这还是这边风调雨顺没什么天灾,苦一点的地方,比如说邻省,每到青黄不接的时候,都会成批的逃荒过来讨饭。
如今的讨饭是真的讨饭,东家要把米,西家要口水,基本没有要钱的,人家也不可能给钱,就这么点东西,还是村里过的比较好的人家才肯给。
但就算是赵富梁家这种目前属于新岗村一等一的富户,遇见讨饭的,也是让沈安怡去抓米。
为什么?
因为沈安怡年纪小,手也小,抓的米少。
但如果赵琴在,孔花妹会让孙女赵琴去抓米。
因为赵琴知道这种时候抓米的诀窍,虚虚一握,比沈安怡那种实打实抓一把抓的米还要少。
这个细节足以说明五十块的含义。
赵建国本来觉得有便宜可占真是太好了,现在听着这数字都不敢接了!
还是沈安怡担心宁光那边,急的威胁他:“你是不是不想帮啊?那我告诉我妈妈!”
他才小心翼翼的接过五张崭新的拾元人民币,哑着嗓子:“我去跟我姆嫚阿伯说一声,完了就去镇子上!”

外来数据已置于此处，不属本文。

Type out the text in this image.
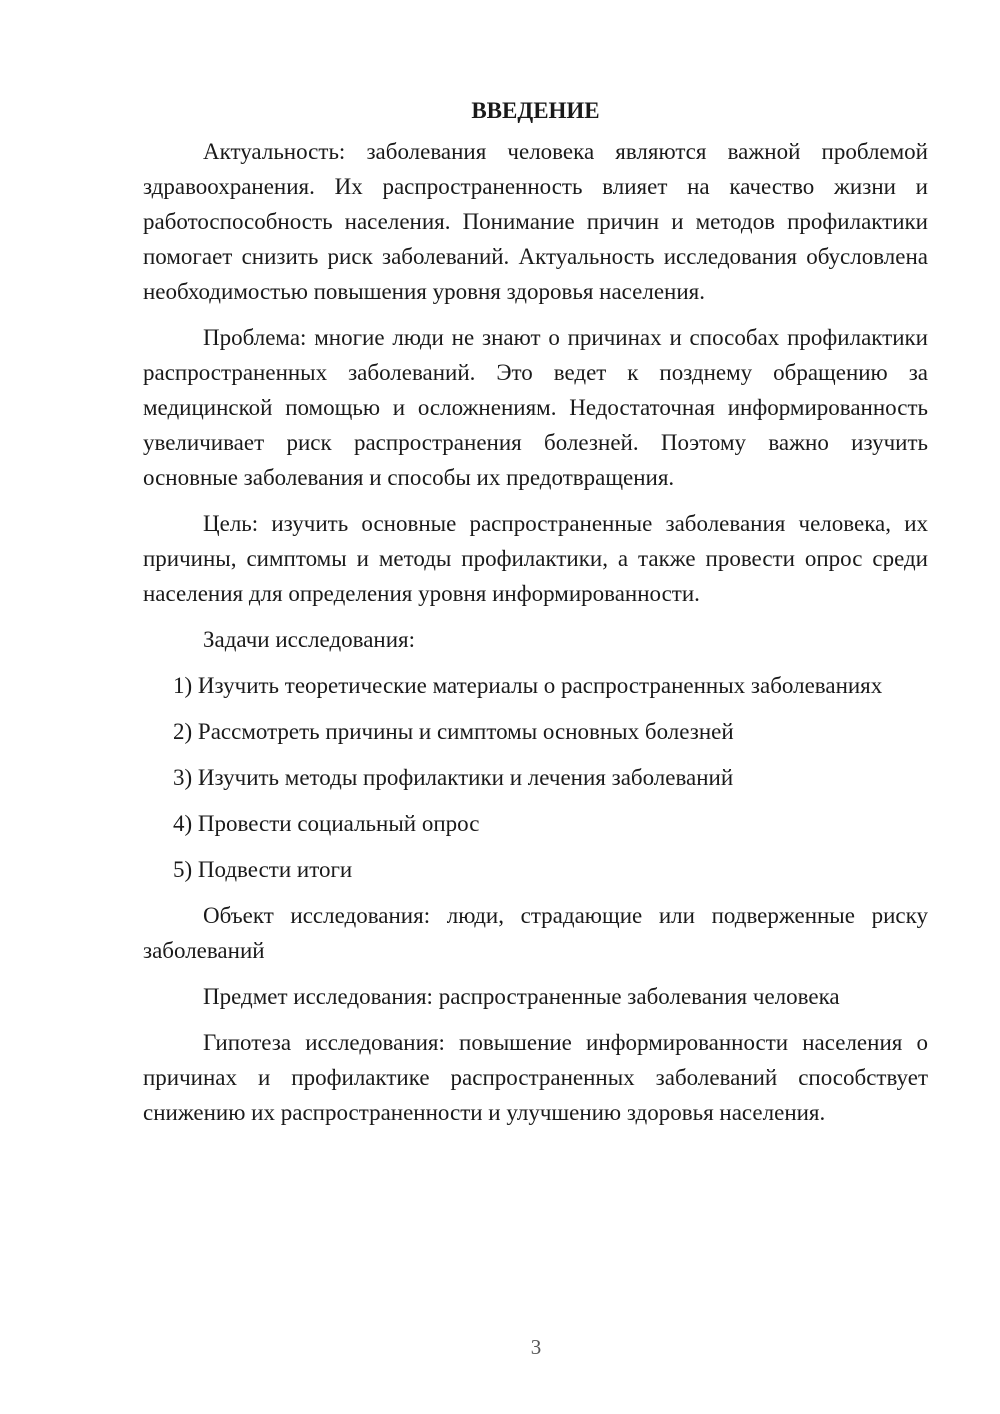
ВВЕДЕНИЕ

Актуальность: заболевания человека являются важной проблемой здравоохранения. Их распространенность влияет на качество жизни и работоспособность населения. Понимание причин и методов профилактики помогает снизить риск заболеваний. Актуальность исследования обусловлена необходимостью повышения уровня здоровья населения.

Проблема: многие люди не знают о причинах и способах профилактики распространенных заболеваний. Это ведет к позднему обращению за медицинской помощью и осложнениям. Недостаточная информированность увеличивает риск распространения болезней. Поэтому важно изучить основные заболевания и способы их предотвращения.

Цель: изучить основные распространенные заболевания человека, их причины, симптомы и методы профилактики, а также провести опрос среди населения для определения уровня информированности.

Задачи исследования:

1) Изучить теоретические материалы о распространенных заболеваниях

2) Рассмотреть причины и симптомы основных болезней

3) Изучить методы профилактики и лечения заболеваний

4) Провести социальный опрос

5) Подвести итоги

Объект исследования: люди, страдающие или подверженные риску заболеваний

Предмет исследования: распространенные заболевания человека

Гипотеза исследования: повышение информированности населения о причинах и профилактике распространенных заболеваний способствует снижению их распространенности и улучшению здоровья населения.

3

“路上当心。”沈安怡很满意,叮嘱他,“别让其他人知道啊!”
赵建国“嗯”了一声,强自镇定的下了楼,出门敷衍几句赵利国他们,没朝镇子上走,而是一溜烟的跑回家。
这时候刚好农闲,又快过年了,家家户户除了准备年货外也没什么事情,大抵都在打牌打麻将。
他姆嫚阿伯就在家里开了一桌子,喊了俩关系好的邻居搓麻。
看到儿子回来也没当回事,见赵建国挨挨蹭蹭的凑上来,随口问:“吃饭了没有?”
“姆嫚,我有事跟你说。”赵建国脑子里很混乱,还有点亢奋跟恐惧,“你过来一下?”
“你家建国大了啊,还有秘密了。”但他姆嫚还没开口,邻居已经叼着烟调笑,“是不是看上谁家美头了啊?神神秘秘的。”
他姆嫚也说:“什么事啊?你就直接说好了。”
“姆嫚。”赵建国抿着嘴,他这年纪已经知道差不多事情轻重,晓得有些话不好在外人面前讲了,所以坚持道,“你过来下!”
“我这正抓着牌呢!”他姆嫚没觉得儿子有什么秘密需要避着人,而且牌性正浓,漫不经心的拒绝了,“有事情你就这么说吧,你姑跟你姑父难道还是外人?”
邻居帮腔:“就是!我们看着你长大的,有什么不能听的啊?小小年纪就这么见外,建国啊,你可真叫我们寒心呐!”
“……”赵建国气的踹了脚桌子,一甩手进里屋去了。
邻居就说他脾气坏:“你们可要好好管管,不然将来老了,铁定天天给你们气受!”
“哎哟牛佬家没点脾气怎么成?”建国他姆嫚顿时不爱听,呛回去,“没脾气那不是要被媳妇拿的死死的,那样我跟他阿伯才没好日子过!”
“你们就惯吧!”邻居说,“看将来能不能惯出什么出息来!”
建国他姆嫚说:“什么出息不出息的?庄户人家,平平安安吃饱穿暖就是福气,想那么多干嘛?”
“这倒是。”如今人口流动少,普遍贫困,大家也没什么野心……其实这时候人的见识也没法子生出什么野心,邻居就附和,“你家建国长的高高壮壮的,过几年就是个好劳力,能顶起门户。”
建国他姆嫚阿伯都爱听这话:“过几年把这房子扒了起座新瓦房,给他讨房媳妇,我们这辈子也就对得起他了。”
这事情说到这儿本来也就过去了,话题重新回到麻将上。
然而赵建国在里屋却闹起来,摔摔打打的,又踹桌子又踹椅子。
外头听见动静,建国姆嫚就有点坐不住了:“建国,你干嘛呢?”
回答她的是椅子被踹倒的声音。
“你姆嫚问你话没听到啊?”建国阿伯不悦的吼了句。
然而这年头儿子都是宝贝,赵建国从小被捧着长大,根本不怕父母,闻言又踢倒了一张椅子,还吼回来:“打你x个麻将!问你x的话!”